Jenah Steefins—Staff Writer
Vladimir Putin secured his spot as the next First Mondays speaker. Billy Graham was scheduled to speak on May 7, but his recent death left the First Mondays committee scrambling. After putting out a plea for willing speakers on Twitter, they got a Direct Message from Putin himself.
“We couldn’t say no,” said Richard Dogood, president of the committee. “Saying no to Vladimir Putin is like eating the Commons’ seafood. You just don’t do it.”
The First Mondays Series “brings thinkers, writers and cultural leaders to Dordt College to discuss with the campus and broader community ideas that will stretch our imaginations, grow our understanding and help us re-form our world in God-honoring ways.” Although it is uncertain how Putin will tie in the “God-honoring” part, one can assume that our imaginations will be stretched to painful new levels.
Putin released a preview of the main points he will present during the speech. He intends to tie Kuyperian themes to politics, promoting his nation’s powerful nuclear weaponry and its ability to reach “every square inch of creation.” The committee who made the final decision to host Putin admits that they are skeptical of his intentions. But then again, it won’t be the first time they host a speaker with controversial views.
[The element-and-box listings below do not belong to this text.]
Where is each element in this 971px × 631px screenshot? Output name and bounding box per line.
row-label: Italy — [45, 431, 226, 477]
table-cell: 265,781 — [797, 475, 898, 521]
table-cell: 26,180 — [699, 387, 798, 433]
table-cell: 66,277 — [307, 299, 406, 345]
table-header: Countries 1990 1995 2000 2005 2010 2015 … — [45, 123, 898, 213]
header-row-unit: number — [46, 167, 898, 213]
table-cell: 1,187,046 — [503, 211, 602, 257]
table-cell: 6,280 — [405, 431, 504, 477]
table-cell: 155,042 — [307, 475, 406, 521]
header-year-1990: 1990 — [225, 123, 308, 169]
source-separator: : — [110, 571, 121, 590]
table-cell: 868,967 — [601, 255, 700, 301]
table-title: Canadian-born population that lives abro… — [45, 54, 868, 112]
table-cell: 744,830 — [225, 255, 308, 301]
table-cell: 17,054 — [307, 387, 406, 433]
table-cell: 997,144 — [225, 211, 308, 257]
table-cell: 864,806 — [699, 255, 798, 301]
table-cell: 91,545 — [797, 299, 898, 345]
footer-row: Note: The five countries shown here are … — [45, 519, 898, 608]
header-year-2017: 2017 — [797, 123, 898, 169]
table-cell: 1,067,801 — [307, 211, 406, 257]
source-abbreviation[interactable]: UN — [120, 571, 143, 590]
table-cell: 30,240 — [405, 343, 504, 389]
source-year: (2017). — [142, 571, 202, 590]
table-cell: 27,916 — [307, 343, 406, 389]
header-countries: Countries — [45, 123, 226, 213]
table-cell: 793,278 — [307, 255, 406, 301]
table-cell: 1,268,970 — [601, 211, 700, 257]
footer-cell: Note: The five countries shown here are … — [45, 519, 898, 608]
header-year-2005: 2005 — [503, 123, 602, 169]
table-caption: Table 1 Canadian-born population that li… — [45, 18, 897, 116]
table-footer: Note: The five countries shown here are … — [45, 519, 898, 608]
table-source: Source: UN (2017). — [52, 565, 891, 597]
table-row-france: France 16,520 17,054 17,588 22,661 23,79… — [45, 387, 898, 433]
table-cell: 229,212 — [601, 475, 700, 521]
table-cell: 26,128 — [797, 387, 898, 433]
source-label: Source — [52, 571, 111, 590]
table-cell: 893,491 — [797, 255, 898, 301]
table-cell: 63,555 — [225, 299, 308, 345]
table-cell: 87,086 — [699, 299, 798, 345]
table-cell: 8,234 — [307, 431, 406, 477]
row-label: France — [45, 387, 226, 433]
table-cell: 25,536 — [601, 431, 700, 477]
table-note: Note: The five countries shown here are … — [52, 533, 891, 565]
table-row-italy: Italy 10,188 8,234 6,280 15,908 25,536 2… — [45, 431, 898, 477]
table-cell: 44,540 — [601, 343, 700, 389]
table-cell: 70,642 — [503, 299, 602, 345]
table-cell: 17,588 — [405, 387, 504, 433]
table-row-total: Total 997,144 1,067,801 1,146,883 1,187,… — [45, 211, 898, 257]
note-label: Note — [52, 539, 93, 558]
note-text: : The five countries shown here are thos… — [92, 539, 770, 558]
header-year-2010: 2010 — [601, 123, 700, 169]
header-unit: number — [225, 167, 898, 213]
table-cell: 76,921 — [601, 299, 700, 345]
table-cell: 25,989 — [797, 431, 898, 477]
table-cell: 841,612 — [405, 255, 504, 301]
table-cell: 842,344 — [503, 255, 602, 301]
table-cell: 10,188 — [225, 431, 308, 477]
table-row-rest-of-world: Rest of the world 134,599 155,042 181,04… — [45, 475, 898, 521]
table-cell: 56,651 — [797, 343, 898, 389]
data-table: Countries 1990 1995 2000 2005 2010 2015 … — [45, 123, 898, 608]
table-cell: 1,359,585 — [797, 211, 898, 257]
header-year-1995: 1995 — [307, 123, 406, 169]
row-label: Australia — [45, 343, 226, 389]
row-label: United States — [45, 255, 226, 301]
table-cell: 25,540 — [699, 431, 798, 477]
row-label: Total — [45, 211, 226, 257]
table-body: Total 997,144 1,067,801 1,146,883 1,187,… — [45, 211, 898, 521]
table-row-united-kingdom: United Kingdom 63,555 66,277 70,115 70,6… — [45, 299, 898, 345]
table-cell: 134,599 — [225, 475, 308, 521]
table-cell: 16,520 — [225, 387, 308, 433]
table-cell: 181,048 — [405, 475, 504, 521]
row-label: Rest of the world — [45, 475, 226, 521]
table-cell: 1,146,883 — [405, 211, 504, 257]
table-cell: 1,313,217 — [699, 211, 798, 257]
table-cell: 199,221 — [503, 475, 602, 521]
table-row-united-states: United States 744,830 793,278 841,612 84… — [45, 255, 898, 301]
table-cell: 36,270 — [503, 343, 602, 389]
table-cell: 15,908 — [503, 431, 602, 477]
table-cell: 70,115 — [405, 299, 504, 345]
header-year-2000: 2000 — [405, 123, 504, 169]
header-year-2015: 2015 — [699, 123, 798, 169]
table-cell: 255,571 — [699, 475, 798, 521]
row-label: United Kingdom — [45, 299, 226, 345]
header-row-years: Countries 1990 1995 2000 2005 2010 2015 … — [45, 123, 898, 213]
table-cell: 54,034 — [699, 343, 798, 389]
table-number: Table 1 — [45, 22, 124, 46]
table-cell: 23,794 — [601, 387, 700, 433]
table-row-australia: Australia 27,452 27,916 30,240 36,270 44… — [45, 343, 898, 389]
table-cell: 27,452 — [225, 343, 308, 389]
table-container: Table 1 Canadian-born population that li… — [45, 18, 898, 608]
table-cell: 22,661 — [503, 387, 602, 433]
Following Donald Trump’s presidential campaign visit two years ago, people thought the college had seen enough politics for a while. At one point during his speech, Trump said, “I could stand in the middle of 5th Avenue and shoot somebody, and I wouldn’t lose any voters.” This quote sparked controversy around the world, and Dordt College also received a bit of this publicity. But it was not the type of attention the college desired—rather, they prefer to flaunt the life out of other accomplishments. Did you know that the Wall Street Journal ranked Dordt College as “Number 1 in Student Engagement” two years in a row?
Rumors state that Trump intends to make a surprise visit during Putin’s stay at Dordt. The two have a complicated, love-hate relationship, and a Dordt walk might provide the perfect opportunity for them to figure it out.
“Just think of it—two world leaders establishing world peace right here in Sioux Center,” said Sophie Tremont. “It would be touching.”
Trump drew in huge crowds during his campaign visit, but Putin might attract even more. The college expects a record turnout of students who will finally find more value in attending First Mondays than taking a nap.